Das war um so ärgerlicher, da die Gastgeber kein spielerisches Feuerwerk abbrannten. Vielmehr war es in der Anfangsphase eine Partie, in der beiden Mannschaften die Angst vor dem Versagen anzumerken war. Das änderte sich erst nach der Mendener Führung - Roman Laczkowski nutzte die fehlende Zuordnung in der VSV-Deckung zum 1:0 (20.).

Jetzt bekamen die Gastgeber Oberwasser: Eine Wrobel-Flanke verfehlt Gries um Zentimeter, ein Solo des BSV-Verteidigers Fuhrmann wurde abgeblockt, und Wrobel zielte aus 14 Metern freistehend in die Wolken - Wenden hätte innerhalb von zehn Minuten deutlich auf der Verliererstraße sein können. Erst zehn Minuten vor der Pause entdeckten die Neuser-Schützlinge den Weg Richtung Mendener Kasten, aber Aslam vergab aus spitzem Winkel.

Nach dem Seitenwechsel verflachte die Partie zusehends, Wenden blieb harmlos in seinem Spielaufbau und Menden wusste dass zum Glück nicht zu nützen. Erst BSV-Kicker Jochen Leipertz markierte mit einem gefühlvollen Schlenzer am wackeren VSV-Keeper Katz vorbei das 2:0 (73.).

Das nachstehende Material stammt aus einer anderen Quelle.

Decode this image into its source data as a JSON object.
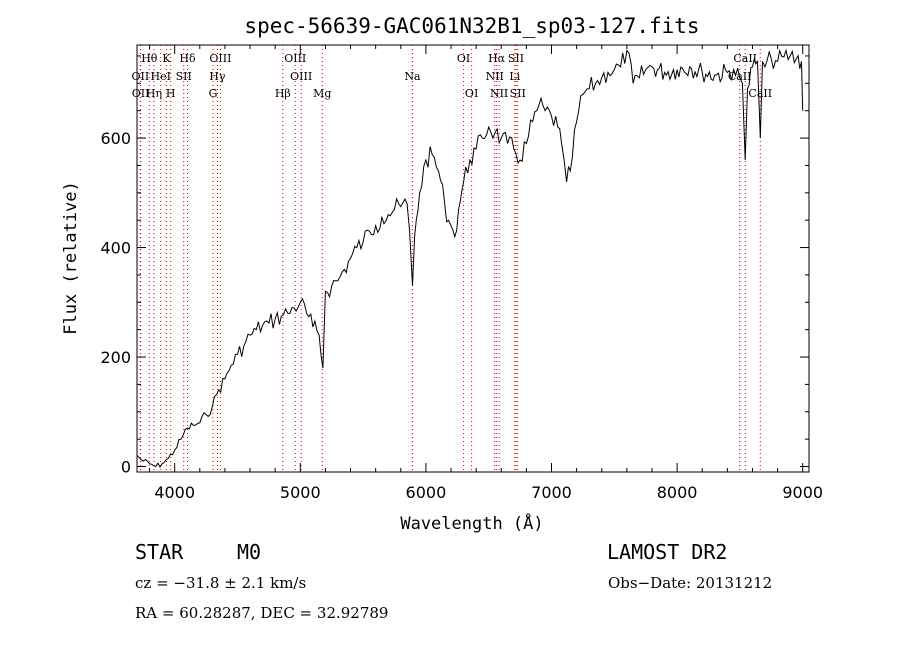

Das war dann letztlich die Entscheidung - obwohl Frtunic nur zwei Minuten später die größte Möglichkeit für Wenden hatte. Dessen Schuss von der Strafraumgrenze lenkte Mendens Keeper Benik in glänzender Manier über die Latte. Wolfgang Leipertz setzte dann den 3:0 Schlusspunkt (88.).

Quelle: WP

 

VSV Wenden II - SV Hützemert 1:3 (0:0)

Wenig Tormöglichkeiten sahen die Zuschauer in der ausgeglichenen
ersten Hälfte.
Stephan Clemens schoss in der 57. Minute das 1:0.
Als Salva di Giovanni in der 74. Minute die Ampelkarte wegen Meckerns erhielt, fielen in der Folge die Gästetore wie reife Früchte.
1:1 (82.) Steffen Hähner, 1:2 (86.) Markus Hundt und 1:3 (89.) wiederum Steffen Hähner.
Hützemert siegte gestern letztendlich verdient.